A Terrible Thing Happened by Margaret M. Holmes
The story follows a cartoon raccoon that witnessed a terrible but unnamed thing. That could relate to anything a child has faced, such as abuse or trauma. The book explains what happens to this raccoon as he internalizes his feelings, trying to forget about the terrible thing and how that doesn’t work. Finally, he talks to an adult and feels better. This book is a great tool when it can coincide with therapy.
When Dinosaurs Die: A Guide to Understanding Death by Laurie Krasny Brown and Marc Brown
I recommend this book because it’s so inclusive. It starts by explaining what it means to be alive and that death happens for different reasons — an illness or an accident or that a baby isn’t strong or healthy enough. One page addresses war and other reasons such as poverty or drug abuse. It breaks down the complexities of these emotions and helps provoke questions. It is universal to cultural and faith traditions.

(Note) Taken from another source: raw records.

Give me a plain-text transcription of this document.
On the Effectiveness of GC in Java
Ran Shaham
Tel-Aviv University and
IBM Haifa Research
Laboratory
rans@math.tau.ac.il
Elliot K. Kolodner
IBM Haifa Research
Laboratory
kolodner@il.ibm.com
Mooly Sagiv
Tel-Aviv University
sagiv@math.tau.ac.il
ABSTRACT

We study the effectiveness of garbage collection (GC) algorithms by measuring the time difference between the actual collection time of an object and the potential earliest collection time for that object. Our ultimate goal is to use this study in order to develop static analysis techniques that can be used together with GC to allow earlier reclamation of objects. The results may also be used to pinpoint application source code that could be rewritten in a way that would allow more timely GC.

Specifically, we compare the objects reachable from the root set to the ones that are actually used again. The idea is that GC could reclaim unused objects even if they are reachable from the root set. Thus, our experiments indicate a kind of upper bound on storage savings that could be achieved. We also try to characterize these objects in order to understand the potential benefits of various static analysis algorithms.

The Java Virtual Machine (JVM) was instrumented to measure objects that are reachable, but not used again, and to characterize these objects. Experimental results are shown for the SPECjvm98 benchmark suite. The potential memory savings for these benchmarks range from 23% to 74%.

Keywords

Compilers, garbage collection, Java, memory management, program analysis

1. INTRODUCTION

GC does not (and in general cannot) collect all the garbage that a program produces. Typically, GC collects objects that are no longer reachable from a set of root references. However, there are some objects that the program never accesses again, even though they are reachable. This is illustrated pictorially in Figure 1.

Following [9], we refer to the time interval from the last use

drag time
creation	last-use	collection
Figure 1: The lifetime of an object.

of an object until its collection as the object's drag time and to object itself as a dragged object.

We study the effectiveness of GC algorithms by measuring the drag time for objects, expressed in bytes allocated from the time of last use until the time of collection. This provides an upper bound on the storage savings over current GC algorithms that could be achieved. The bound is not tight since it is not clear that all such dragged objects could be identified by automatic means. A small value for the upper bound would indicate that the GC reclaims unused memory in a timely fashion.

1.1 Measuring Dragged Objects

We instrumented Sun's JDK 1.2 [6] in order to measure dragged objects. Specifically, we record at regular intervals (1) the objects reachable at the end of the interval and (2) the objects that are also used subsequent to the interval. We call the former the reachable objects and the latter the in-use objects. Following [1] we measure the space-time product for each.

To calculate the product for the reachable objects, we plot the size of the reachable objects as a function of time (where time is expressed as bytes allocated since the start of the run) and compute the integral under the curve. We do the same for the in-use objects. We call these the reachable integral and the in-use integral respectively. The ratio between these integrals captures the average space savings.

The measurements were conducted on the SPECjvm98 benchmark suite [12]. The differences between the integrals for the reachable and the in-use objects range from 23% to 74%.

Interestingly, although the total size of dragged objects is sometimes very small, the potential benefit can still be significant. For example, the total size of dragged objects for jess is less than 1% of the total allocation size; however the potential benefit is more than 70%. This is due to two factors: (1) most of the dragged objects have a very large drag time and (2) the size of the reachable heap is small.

Jonathan James and the Whatif Monster by Michelle Nelson-Schmidt
Here, a boy goes through a variety of scenarios and what he fears — skinning his knee or getting laughed at by friends — and his friend challenges him that in each of those scenarios is a prize to find: What if you climb to the top of the tree or if taking a chance makes you the best friend you’ve ever had? This book is good for preschoolers and school-age children.